Date of Award

8-2015

Degree Name

Master of Science

Department

Geological and Environmental Sciences

First Advisor

Dr. Christopher J. Schmidt

Second Advisor

Dr. Michael Stickney

Third Advisor

Dr. Michelle Kominz

Fourth Advisor

Dr. William Sauck

Keywords

Focal mechanisms, Southwestern Montana, crustal extension. T-axis, earthquakes

Access Setting

Masters Thesis-Open Access

Abstract

Southwestern Montana has experienced several large damaging earthquakes over the last 100 years, but many minor ones that unveil the nature of the intraplate seismicity. The region in this study is part of two distinct Late Cretaceous tectonic provinces, the Rocky Mountain Foreland Basement (RMFB) and the Cordilleran Fold and Thrust Belt (CFTB). Relationships between the two provinces and their faults show that the focal mechanisms are different. Deep focal mechanisms (between 8 and 10 km) within the RMFB can be placed on a specific fault, with many smaller events falling within the hanging wall. The hypocenters within the hanging wall are hypothesized to be related to the lowering of effective stress by the movement of hot spring water through fractured metamorphic bedrock.

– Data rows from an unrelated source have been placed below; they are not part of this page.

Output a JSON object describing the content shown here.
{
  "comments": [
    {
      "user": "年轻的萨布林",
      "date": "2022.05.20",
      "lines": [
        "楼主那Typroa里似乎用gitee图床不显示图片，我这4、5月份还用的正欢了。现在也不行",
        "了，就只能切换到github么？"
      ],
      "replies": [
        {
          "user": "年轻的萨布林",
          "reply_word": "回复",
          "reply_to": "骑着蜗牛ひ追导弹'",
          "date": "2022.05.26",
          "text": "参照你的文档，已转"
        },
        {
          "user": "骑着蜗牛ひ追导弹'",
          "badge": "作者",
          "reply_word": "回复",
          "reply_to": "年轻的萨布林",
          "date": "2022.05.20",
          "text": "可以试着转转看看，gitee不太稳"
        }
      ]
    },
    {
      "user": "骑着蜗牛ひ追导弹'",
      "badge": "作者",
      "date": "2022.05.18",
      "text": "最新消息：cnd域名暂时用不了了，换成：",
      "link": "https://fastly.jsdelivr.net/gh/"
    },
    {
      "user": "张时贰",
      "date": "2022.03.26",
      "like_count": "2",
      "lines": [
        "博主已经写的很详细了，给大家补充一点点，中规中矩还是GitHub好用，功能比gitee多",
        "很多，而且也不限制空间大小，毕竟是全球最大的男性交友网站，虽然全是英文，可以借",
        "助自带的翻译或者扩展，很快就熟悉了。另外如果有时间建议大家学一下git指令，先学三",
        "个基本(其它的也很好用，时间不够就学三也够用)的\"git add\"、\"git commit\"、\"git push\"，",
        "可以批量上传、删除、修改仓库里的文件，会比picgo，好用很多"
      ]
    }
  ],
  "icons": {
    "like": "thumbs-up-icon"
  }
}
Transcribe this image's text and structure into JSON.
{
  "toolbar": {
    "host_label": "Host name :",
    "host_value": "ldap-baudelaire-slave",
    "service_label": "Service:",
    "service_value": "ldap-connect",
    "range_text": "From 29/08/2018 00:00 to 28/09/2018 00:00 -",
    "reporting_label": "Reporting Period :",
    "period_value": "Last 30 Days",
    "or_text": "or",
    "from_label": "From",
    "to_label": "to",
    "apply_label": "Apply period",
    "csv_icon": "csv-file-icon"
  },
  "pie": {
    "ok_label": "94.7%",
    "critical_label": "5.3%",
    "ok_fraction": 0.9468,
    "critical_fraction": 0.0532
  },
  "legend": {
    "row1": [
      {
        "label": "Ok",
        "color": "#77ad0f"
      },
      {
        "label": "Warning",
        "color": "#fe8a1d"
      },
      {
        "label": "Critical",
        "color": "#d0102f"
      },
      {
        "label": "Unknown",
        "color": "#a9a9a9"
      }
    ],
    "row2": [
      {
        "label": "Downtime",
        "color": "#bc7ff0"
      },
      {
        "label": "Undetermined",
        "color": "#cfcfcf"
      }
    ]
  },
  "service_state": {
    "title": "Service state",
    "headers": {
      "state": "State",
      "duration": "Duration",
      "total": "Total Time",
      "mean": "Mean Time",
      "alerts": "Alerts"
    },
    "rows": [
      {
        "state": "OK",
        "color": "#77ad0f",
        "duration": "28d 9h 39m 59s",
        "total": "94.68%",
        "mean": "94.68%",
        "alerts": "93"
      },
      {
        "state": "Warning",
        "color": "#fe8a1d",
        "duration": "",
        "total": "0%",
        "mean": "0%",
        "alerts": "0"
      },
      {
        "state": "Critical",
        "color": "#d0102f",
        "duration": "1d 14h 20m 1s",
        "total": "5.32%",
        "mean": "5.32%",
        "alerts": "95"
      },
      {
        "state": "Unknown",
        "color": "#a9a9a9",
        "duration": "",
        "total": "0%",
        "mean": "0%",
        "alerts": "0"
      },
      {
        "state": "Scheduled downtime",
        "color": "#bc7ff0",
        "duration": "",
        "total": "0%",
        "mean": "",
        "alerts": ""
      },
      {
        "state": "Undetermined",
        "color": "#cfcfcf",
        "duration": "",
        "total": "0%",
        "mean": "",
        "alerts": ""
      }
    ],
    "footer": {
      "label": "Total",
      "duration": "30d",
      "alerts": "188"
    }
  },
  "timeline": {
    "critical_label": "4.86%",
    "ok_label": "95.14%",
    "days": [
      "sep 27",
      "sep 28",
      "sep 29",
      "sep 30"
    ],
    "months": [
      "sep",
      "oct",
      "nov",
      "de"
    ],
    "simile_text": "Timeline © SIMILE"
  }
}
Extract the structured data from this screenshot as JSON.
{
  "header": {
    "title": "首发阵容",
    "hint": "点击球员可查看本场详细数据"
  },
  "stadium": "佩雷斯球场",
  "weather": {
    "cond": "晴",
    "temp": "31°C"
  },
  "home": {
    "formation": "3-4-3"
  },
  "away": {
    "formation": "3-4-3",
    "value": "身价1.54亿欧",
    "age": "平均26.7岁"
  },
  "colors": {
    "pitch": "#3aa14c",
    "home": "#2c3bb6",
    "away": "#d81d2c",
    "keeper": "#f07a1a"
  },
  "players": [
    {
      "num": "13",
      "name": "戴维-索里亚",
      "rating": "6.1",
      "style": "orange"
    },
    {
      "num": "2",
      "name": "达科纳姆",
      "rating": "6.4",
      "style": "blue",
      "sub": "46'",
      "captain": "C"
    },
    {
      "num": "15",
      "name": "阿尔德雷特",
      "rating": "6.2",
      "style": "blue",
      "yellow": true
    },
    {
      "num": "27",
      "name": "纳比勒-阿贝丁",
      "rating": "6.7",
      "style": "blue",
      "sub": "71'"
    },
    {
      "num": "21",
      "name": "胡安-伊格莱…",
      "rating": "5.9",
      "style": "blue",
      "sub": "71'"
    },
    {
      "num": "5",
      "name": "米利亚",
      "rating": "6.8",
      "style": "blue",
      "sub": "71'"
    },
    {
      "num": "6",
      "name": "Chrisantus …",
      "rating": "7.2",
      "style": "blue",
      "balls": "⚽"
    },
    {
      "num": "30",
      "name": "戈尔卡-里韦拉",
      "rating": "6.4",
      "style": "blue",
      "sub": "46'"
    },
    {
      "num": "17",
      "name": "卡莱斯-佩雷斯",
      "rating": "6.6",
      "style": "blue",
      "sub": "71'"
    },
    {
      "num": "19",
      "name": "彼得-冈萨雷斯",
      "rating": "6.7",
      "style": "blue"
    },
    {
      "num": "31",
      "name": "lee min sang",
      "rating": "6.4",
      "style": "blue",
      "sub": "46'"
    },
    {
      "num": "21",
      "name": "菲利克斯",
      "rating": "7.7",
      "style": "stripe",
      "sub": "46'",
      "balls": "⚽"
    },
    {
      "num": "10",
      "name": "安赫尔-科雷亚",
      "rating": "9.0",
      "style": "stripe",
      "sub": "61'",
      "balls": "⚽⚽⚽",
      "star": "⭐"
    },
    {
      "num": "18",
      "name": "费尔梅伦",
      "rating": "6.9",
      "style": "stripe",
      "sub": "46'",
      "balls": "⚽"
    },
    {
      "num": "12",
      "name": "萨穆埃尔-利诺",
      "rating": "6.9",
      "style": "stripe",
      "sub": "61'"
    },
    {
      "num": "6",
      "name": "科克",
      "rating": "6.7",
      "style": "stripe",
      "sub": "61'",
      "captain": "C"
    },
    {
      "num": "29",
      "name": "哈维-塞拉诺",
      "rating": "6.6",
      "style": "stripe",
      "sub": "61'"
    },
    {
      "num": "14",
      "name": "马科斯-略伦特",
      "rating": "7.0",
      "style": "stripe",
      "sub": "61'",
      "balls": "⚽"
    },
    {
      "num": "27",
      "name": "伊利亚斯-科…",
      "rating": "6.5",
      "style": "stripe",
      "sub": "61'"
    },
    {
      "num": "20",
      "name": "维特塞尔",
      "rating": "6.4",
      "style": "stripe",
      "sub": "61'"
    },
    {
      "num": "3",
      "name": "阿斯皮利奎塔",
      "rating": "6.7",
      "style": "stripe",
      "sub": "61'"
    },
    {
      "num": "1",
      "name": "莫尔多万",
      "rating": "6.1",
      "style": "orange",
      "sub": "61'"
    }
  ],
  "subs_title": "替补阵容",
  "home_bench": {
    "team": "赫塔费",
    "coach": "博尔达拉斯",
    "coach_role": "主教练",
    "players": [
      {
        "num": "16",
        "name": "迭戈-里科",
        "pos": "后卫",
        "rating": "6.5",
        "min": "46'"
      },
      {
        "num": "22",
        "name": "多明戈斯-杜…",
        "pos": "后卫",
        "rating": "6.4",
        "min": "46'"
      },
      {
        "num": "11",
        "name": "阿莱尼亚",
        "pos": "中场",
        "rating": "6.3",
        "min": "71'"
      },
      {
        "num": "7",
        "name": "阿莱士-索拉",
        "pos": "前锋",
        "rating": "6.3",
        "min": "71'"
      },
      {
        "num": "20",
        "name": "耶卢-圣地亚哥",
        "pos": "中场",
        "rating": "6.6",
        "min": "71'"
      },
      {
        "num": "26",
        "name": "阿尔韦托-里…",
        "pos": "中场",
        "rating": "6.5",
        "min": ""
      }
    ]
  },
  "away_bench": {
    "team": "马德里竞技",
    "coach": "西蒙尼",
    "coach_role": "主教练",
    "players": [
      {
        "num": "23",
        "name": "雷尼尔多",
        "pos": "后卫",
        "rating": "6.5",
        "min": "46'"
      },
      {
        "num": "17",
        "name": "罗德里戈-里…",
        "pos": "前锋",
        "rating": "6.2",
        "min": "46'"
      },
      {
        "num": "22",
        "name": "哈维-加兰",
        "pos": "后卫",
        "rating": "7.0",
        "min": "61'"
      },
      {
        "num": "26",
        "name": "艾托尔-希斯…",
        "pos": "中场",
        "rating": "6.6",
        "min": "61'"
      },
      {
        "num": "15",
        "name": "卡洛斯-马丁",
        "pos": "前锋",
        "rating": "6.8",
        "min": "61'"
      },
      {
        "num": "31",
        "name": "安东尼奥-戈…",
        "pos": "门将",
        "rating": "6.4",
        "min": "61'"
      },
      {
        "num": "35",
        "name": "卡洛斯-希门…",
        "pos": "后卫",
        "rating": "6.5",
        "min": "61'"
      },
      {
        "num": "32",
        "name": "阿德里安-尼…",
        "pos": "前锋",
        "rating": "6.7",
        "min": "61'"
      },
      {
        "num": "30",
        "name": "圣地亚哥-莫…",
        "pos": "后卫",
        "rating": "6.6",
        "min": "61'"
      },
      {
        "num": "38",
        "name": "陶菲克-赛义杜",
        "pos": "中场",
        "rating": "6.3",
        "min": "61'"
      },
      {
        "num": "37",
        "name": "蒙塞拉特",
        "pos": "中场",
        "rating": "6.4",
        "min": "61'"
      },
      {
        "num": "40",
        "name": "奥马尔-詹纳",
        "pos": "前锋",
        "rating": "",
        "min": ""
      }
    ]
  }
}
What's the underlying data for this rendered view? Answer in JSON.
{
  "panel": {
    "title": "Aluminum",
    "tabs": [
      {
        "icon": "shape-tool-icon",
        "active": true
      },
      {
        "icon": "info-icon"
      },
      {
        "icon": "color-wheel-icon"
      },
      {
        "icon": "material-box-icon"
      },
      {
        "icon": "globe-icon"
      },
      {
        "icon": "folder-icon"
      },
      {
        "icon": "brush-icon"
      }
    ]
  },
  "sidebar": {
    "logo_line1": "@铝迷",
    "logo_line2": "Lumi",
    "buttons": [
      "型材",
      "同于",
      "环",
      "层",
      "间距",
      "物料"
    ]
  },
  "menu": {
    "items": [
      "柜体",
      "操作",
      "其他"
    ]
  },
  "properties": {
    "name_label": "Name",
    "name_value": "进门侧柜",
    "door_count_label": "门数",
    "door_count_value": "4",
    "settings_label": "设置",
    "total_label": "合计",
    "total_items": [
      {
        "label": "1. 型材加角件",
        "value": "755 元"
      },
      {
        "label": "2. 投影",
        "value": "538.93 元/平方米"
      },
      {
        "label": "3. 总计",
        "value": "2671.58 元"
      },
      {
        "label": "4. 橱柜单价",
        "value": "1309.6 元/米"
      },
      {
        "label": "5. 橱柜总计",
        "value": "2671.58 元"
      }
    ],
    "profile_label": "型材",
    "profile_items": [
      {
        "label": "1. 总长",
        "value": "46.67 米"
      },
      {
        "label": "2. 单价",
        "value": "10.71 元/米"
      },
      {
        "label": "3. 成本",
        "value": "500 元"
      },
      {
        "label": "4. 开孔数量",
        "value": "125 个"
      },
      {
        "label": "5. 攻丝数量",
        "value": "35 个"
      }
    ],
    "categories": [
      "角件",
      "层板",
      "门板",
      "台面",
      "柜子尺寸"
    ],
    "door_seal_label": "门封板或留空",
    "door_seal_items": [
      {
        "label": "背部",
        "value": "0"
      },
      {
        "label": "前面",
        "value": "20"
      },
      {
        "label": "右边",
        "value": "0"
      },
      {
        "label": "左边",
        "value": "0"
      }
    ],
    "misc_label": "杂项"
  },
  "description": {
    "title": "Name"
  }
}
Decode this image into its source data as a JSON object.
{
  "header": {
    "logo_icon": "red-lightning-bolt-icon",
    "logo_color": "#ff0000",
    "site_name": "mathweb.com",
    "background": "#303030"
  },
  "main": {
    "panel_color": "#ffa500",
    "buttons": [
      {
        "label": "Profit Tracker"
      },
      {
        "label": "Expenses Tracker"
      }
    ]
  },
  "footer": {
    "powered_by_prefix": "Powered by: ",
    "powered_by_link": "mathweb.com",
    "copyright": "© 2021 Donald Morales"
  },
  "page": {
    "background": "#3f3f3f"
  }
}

T-axes within the northern CFTB cluster closely around N80°E/S80°W with few outliers. Extension in the southern RMFB generally trends roughly N10°E/S10°W. Subsidence of the Snake River Plain appears to influence the north-south extension. In the northern RMFB is a 125 km wide transition zone with T-axes oriented N45°E/S45°W. North of this transition zone, the Northern Rocky Mountain Province follows the same east-west extension as in the Basin and Range Province to the south of the Snake River Plain.